Inns may be indicted, suppressed and innkeepers fined, if they refuse to entertain a traveller without a sufficient cause.
I find this unusual. Why would an inn refuse business, other than for it being full?
All pretended lotteries are declared to be public nuisances (a licence from the stamp-office was required for the sale of lottery tickets). Anyone caught without a licence and convicted could be fined 100 pounds.
Some types of lotteries were known as ‘little goes’. These were declared public nuisances.
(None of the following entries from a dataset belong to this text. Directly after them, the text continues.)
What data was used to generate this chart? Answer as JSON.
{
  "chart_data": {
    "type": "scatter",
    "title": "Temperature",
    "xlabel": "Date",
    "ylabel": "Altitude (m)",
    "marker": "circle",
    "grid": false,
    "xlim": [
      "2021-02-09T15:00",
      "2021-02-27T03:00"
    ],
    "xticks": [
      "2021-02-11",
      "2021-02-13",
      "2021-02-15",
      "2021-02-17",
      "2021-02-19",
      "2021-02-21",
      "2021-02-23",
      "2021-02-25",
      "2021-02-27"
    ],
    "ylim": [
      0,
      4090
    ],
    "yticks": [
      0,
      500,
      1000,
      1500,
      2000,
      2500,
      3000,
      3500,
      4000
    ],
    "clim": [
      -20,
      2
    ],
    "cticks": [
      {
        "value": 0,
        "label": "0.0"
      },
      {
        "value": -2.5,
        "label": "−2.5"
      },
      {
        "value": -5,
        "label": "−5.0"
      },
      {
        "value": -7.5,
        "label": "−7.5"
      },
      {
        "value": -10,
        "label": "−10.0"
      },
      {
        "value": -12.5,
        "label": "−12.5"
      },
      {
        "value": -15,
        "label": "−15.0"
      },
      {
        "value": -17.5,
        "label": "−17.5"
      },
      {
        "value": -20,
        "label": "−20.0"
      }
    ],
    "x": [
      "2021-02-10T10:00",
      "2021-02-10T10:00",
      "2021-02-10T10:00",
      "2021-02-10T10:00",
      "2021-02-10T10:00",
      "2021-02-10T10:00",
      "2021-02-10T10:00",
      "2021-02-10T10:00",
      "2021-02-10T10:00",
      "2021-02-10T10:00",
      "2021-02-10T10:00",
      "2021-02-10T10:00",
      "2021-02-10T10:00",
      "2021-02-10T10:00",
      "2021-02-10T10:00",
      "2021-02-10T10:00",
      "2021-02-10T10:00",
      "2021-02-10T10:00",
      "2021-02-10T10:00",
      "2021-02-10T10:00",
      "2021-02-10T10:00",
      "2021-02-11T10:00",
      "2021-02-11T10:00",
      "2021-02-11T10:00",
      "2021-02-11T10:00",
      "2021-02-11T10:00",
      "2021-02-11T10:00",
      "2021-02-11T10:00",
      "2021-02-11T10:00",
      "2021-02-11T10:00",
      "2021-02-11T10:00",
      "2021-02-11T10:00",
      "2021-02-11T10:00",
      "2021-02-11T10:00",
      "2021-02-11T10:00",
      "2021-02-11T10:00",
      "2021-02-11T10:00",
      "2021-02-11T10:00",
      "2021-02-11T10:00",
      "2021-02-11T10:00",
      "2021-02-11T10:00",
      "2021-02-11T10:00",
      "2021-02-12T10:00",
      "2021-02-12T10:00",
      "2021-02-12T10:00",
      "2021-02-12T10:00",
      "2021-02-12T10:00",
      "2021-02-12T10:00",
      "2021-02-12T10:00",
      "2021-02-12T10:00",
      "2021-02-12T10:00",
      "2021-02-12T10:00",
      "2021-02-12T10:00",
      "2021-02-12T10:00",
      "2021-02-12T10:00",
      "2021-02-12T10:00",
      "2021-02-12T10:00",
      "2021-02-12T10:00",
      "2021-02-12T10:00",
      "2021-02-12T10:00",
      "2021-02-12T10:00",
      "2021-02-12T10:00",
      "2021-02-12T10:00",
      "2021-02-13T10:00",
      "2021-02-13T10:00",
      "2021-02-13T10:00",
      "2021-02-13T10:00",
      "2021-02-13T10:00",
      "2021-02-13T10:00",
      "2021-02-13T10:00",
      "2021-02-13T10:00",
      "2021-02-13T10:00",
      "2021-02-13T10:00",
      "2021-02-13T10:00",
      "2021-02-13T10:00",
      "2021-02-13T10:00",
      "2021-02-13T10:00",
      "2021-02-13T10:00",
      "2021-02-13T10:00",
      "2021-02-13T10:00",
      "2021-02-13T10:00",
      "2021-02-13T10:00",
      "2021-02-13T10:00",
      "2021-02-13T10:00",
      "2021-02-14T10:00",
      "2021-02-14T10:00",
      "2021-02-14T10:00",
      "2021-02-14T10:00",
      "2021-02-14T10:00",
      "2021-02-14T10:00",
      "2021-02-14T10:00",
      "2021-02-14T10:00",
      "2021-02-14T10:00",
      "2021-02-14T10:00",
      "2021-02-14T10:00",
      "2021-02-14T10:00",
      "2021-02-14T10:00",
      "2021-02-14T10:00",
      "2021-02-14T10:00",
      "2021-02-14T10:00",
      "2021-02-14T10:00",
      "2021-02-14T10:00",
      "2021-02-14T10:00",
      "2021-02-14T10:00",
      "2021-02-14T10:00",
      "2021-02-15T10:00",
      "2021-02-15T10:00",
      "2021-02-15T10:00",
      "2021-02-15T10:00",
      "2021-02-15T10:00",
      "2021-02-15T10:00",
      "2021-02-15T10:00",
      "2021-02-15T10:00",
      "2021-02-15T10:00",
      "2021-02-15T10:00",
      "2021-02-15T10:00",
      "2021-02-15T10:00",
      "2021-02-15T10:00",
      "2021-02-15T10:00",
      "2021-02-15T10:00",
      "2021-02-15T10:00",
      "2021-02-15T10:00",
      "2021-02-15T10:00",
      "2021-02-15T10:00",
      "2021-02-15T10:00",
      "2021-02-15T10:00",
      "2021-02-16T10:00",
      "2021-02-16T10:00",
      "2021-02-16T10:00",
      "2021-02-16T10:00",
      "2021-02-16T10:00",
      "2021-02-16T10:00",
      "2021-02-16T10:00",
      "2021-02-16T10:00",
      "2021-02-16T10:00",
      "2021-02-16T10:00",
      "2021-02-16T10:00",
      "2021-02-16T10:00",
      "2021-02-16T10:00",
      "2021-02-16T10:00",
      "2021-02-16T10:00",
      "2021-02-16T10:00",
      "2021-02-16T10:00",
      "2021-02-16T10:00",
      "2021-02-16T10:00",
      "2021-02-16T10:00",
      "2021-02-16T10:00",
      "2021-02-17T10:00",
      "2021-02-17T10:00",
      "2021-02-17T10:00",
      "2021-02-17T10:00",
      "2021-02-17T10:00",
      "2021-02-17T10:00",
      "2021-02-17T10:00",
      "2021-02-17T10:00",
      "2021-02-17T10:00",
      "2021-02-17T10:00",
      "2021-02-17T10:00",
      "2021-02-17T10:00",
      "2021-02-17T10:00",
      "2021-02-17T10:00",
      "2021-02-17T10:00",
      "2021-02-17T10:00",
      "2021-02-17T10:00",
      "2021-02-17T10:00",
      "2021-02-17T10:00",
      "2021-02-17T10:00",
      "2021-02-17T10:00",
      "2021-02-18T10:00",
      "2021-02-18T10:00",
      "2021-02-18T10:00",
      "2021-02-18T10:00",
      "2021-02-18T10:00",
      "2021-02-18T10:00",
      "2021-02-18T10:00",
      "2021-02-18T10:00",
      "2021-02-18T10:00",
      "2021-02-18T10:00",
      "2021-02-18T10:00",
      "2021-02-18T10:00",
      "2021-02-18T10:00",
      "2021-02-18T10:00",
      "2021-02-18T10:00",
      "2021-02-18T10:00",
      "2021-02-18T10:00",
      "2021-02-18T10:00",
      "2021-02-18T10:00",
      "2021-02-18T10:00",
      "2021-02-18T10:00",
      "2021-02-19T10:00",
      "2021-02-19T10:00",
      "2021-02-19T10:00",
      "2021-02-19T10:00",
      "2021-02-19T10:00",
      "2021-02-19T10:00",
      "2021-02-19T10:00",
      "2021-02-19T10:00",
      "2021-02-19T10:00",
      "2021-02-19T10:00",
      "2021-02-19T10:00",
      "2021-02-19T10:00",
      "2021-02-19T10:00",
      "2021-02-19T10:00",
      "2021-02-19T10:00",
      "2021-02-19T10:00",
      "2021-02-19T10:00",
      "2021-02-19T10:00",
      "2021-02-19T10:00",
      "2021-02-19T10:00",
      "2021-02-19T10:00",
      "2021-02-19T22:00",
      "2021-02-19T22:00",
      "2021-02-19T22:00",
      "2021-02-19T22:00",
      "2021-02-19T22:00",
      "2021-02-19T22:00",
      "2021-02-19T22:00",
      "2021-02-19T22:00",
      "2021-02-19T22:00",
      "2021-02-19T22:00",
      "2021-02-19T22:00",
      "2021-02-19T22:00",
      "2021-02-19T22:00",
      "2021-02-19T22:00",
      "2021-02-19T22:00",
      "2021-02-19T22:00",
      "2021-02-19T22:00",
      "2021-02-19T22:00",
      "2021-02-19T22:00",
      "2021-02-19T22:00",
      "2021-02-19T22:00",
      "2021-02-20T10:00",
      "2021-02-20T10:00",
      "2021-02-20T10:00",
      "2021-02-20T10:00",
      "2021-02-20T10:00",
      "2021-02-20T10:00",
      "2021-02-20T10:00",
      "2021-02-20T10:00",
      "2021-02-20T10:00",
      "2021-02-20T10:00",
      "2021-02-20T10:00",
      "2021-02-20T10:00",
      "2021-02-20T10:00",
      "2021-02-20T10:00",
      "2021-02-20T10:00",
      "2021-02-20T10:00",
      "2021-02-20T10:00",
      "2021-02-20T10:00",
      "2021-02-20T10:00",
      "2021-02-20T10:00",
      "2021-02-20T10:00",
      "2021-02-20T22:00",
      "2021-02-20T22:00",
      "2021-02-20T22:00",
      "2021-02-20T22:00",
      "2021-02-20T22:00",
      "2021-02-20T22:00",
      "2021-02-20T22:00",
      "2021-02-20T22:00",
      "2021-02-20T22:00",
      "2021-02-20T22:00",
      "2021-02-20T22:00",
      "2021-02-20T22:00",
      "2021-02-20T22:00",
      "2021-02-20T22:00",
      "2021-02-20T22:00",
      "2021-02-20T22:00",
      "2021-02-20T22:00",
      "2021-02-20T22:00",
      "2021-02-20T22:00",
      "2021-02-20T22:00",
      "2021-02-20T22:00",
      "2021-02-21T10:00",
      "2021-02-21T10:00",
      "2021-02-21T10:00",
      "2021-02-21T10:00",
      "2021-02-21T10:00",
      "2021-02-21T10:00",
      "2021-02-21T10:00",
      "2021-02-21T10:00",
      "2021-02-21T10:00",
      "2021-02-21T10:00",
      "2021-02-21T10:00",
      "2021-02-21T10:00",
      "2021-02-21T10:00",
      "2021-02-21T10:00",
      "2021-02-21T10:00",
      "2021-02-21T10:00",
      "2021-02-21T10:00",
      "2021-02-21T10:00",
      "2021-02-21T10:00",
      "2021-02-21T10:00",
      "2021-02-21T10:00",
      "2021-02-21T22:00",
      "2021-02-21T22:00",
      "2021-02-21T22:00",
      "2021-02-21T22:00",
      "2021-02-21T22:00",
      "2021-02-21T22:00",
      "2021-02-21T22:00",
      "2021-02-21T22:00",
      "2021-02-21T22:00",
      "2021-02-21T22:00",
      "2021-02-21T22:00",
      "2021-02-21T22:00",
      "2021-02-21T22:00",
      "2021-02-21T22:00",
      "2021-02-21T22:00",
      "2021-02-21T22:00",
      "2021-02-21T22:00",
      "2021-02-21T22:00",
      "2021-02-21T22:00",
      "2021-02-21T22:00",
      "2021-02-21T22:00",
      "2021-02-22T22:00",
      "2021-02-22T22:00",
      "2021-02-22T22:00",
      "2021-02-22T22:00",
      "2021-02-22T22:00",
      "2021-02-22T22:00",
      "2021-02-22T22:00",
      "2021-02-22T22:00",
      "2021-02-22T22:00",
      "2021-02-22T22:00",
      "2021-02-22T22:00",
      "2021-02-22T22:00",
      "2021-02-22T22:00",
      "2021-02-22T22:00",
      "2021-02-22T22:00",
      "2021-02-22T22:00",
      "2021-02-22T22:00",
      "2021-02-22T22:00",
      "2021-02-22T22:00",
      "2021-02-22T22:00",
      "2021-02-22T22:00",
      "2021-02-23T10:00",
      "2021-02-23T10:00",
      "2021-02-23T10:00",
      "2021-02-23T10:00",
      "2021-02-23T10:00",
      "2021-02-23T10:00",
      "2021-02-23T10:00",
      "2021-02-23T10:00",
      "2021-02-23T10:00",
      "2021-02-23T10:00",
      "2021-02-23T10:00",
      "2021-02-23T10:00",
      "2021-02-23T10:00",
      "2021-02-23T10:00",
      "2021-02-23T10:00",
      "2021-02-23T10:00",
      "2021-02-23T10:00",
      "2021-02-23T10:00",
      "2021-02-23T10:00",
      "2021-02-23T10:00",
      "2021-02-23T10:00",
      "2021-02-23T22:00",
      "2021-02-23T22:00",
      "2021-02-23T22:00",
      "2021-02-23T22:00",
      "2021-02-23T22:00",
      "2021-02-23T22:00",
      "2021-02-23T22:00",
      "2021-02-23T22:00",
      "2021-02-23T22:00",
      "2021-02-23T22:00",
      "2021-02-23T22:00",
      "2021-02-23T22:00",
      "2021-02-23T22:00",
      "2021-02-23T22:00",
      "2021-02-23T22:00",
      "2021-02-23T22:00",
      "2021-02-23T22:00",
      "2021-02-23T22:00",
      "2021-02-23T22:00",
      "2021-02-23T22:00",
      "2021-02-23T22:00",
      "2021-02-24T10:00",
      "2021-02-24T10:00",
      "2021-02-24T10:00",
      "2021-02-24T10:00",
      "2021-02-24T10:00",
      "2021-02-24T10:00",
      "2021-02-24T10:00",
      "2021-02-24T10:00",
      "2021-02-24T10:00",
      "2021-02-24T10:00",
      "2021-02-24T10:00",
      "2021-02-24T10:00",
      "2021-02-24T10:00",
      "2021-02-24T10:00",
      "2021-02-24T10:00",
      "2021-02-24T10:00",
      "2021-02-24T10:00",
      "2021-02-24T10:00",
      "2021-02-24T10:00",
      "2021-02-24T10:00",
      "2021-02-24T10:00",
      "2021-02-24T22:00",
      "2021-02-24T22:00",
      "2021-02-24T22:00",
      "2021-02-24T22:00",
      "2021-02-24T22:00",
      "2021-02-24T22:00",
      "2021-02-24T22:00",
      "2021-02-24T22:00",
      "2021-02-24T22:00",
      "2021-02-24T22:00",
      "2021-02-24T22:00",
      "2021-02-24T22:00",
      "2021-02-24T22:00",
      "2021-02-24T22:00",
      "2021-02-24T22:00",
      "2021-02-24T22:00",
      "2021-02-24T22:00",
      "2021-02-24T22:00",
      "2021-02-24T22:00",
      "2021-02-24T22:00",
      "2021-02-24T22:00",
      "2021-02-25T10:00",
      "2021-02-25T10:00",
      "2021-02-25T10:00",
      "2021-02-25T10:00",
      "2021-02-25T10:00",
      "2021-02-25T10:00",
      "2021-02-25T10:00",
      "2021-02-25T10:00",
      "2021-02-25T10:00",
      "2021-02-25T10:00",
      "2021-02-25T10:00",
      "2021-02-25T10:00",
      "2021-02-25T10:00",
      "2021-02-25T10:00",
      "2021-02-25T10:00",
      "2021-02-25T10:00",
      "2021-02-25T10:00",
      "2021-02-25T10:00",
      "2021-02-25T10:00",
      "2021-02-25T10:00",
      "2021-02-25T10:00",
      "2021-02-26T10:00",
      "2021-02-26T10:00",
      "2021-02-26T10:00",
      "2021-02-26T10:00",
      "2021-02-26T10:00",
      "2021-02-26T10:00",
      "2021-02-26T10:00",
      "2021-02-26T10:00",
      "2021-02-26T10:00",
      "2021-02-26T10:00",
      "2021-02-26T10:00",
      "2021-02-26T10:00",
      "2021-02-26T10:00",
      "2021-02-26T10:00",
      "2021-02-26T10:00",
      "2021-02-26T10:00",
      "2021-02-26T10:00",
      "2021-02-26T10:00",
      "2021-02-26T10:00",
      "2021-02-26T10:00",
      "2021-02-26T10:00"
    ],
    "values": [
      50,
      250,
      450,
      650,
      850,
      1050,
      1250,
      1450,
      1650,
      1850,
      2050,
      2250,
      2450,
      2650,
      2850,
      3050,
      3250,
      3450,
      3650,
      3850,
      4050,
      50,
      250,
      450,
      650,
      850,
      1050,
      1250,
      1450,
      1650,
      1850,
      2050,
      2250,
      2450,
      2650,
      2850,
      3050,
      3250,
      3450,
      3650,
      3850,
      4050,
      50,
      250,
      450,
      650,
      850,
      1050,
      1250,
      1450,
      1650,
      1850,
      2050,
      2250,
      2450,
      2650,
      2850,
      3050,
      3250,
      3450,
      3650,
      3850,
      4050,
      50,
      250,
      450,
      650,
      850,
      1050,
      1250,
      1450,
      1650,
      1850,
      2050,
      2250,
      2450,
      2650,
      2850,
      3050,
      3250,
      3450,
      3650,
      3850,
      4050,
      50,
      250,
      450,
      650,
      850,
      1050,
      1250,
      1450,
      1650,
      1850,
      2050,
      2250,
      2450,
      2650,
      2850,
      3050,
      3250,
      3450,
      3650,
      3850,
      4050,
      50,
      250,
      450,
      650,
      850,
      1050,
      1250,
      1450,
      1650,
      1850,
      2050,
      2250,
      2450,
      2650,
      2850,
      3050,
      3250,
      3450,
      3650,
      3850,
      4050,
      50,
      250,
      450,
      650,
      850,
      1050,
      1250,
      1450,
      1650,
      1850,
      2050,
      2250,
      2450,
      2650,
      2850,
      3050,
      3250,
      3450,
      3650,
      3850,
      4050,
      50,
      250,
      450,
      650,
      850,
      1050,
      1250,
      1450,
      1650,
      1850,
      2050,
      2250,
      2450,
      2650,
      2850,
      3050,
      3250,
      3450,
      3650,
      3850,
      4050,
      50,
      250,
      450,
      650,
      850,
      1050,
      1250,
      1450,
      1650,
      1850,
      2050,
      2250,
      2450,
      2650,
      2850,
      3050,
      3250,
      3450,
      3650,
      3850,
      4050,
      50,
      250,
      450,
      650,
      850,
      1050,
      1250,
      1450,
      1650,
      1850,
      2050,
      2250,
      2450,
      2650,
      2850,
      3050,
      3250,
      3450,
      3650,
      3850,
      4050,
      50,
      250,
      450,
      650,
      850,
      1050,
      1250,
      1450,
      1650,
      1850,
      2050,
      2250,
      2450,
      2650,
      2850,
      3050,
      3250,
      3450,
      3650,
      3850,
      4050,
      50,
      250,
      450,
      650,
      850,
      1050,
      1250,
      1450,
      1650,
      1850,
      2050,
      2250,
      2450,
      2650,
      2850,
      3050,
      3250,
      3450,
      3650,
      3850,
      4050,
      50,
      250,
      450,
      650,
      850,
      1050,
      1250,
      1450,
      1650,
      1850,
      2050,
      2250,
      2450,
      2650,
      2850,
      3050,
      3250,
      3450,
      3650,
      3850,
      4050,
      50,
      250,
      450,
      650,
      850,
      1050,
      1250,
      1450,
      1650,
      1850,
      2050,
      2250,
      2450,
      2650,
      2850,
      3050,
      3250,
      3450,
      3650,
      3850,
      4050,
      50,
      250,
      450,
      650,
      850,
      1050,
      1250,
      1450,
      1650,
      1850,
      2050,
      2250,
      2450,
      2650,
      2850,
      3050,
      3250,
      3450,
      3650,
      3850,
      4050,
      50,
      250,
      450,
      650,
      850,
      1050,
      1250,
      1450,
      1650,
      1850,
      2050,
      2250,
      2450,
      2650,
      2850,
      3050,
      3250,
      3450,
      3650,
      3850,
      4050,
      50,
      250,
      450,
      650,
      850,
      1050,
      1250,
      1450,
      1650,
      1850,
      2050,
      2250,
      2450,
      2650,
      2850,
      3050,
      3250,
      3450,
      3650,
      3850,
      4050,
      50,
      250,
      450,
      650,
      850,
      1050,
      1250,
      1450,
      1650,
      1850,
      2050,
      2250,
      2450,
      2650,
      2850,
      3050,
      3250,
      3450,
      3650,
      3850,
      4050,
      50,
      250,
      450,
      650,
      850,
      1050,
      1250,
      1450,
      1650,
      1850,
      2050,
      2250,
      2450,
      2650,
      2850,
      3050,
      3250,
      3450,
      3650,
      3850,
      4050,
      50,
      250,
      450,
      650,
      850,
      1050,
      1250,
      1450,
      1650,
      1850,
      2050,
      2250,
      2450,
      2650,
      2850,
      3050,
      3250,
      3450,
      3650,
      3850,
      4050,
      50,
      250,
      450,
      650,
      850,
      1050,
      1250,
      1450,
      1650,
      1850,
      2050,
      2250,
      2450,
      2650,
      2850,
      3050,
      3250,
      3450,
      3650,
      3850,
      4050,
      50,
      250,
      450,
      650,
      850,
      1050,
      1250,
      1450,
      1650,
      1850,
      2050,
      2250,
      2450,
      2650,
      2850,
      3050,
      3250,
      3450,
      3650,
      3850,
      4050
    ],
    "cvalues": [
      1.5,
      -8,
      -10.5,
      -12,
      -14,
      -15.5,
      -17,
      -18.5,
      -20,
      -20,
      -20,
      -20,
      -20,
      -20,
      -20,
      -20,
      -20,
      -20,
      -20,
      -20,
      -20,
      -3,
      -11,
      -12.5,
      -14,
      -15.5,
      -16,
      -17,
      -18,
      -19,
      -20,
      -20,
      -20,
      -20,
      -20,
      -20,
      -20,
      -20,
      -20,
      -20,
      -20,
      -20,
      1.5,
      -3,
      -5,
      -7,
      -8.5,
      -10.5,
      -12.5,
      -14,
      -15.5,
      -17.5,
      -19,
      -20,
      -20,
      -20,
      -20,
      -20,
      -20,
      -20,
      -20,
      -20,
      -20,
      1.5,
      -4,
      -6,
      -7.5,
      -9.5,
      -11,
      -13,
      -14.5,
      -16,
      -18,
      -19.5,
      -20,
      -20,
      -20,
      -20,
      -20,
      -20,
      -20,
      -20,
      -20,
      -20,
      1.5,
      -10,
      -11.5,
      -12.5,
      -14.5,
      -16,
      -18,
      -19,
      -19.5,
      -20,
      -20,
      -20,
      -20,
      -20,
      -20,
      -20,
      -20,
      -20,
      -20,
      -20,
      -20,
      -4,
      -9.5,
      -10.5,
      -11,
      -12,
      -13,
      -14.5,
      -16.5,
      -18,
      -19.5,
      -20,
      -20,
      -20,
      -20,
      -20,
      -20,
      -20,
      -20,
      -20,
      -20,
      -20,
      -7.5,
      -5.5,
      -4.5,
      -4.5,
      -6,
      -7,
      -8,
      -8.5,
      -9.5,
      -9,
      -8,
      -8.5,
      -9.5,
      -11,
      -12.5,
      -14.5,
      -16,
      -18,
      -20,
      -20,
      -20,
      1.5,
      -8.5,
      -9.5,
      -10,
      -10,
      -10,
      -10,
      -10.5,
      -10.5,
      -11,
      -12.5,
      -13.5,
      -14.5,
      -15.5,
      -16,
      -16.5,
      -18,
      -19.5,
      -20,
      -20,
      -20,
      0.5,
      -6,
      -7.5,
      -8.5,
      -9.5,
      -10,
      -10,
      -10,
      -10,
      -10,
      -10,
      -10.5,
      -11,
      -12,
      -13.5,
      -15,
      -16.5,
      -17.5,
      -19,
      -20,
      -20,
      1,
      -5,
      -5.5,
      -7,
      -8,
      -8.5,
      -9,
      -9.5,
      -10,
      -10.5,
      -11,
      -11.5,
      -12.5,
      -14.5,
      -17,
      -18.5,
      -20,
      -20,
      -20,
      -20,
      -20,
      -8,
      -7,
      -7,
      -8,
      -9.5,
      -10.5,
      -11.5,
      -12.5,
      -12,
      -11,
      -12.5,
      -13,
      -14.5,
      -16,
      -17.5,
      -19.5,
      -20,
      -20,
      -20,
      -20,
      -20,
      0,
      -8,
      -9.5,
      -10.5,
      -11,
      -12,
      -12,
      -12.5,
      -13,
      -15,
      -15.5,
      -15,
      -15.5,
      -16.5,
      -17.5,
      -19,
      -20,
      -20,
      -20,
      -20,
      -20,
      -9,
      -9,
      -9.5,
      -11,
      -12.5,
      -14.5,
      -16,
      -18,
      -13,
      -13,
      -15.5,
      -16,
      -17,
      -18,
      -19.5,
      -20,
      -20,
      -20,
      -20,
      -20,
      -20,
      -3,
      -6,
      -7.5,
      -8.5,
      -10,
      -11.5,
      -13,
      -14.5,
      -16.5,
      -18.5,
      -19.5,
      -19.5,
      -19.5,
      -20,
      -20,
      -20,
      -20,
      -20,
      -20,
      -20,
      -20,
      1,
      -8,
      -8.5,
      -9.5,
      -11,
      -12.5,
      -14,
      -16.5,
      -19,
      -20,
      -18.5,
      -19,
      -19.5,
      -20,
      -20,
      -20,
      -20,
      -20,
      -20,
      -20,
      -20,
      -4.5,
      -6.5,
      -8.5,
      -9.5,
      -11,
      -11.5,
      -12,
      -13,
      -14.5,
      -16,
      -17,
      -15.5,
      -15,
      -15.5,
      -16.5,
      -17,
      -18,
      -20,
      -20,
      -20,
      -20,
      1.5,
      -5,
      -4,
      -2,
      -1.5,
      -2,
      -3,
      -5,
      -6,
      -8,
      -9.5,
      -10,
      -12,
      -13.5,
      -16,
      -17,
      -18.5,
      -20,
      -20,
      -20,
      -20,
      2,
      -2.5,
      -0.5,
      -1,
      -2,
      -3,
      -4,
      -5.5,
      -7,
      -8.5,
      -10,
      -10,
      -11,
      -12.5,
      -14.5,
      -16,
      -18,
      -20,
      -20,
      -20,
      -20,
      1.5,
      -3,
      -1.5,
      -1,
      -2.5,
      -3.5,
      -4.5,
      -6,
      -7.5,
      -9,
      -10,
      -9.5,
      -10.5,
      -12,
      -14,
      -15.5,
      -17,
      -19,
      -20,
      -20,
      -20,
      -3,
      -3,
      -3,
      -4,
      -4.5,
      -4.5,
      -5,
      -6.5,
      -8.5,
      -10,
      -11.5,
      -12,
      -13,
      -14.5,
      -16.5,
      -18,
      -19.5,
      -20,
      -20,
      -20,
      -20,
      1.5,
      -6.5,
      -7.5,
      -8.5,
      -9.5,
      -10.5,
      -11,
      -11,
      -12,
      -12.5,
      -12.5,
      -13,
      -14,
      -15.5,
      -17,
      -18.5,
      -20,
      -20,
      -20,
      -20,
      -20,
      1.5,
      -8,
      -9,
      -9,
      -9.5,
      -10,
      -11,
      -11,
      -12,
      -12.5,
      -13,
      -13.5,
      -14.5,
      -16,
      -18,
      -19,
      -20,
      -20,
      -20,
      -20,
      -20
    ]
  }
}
Anyone involved in setting one up, or allowing one to be played at his house, will be fined and deemed a rogue and vagabond.
If any editor of a newspaper, or other person, advertises any illegal scheme of gaming in the lottery, he is subject to a penalty of 50 pounds.
I suppose this would come under Advertising Standards these days.
The making and selling of fireworks and squibs, or throwing them about in any street, is, on account of the danger that may ensue to any thatched or timber buildings, declared to be a common nuisance. Punishable by fine; for making and selling 5 pounds and for throwing or firing them 20 shillings.
This is, I think, self-explanatory, and understandable. Many houses in towns and villages were timber-framed and thatched. The threat of fire was ever-present.
It is a public nuisance to suffer any mischievous dog to go unloose or unmuzzled, to the danger and annoyance of the neighbours or passengers. An owner could be indicted and an action for damages could be brought. But an action could only be brought against an owner if the owner had received notice of his dog having bitten somebody at least once before. So it sounds like a dog was entitled to one bite, before being declared a nuisance — though I pity the poor person who was the first to be bitten with no chance of redress! Similarly, an action could be brought against an owner who kept a dog accustomed to bite sheep, but only if it could be proved that the owner knew his dog had killed and wounded sheep at least once before.
Making, keeping, or carriage of too large a quantity of gunpowder at one time, or in one place or vehicle. No-one is to keep more than two hundred pounds of gunpowder, nor any person, not a dealer, more than fifty pounds, in the cities of London and Westminster, or within three miles thereof; or within any other city, borough, or market town, within one mile thereof; or within two miles of the king’s palaces or magazines; or half a mile of any parish church; on pain of forfeiture, and two shillings around; except in licensed mills.
I was a little shocked to discover that this was classed as a common nuisance. But of course, the keeping of gunpowder was normal at this time. Many people in Georgian Britain carried guns, unlike today, thank goodness.
Eaves-droppers, or such as listen under walls or windows, or the eaves of houses, to hearken after discourse, and therefore to frame slanderous and mischievous tales. This nuisance sounds strange today, when sometimes it feels like our every word is monitored. Televisions, mobile phones, and computers constantly track our behaviour — I’d be happy to bring this law back. Offenders in 1812 were punished by fines and sureties for their good behaviour.
A common scold is a nuisance to her neighbourhood: for which offence she my be indicted; and if convicted, may be placed in a certain engine of correction called the trebuchet, castigatory, or cucking stool, which in the Saxon language is said to signify the scolding stool; though now is frequently corrupted into the ducking stool, because the residue of the judgement is, when she is so placed therein, she shall be plunged in the water for her punishment.
This was the nuisance I found most shocking for its sexism and misogyny. A scold was automatically a woman, as seemingly a man could not cause a nuisance in this way. There is no elaboration into what constitutes scolding, so I suppose it was open to interpretation. The punishment was pretty awful too. I had no idea that the ducking of so-called scolds was still prevalent at this time.
So there you go. Some things would be applicable today, but some are not, and could easily catch a time traveller off guard. If you do go back to 1812, remember: don’t keep pigs, don’t rope dance, don’t sell lottery tickets, don’t listen to conversations not intended for you… and, above all, if you are a woman, be careful what you say!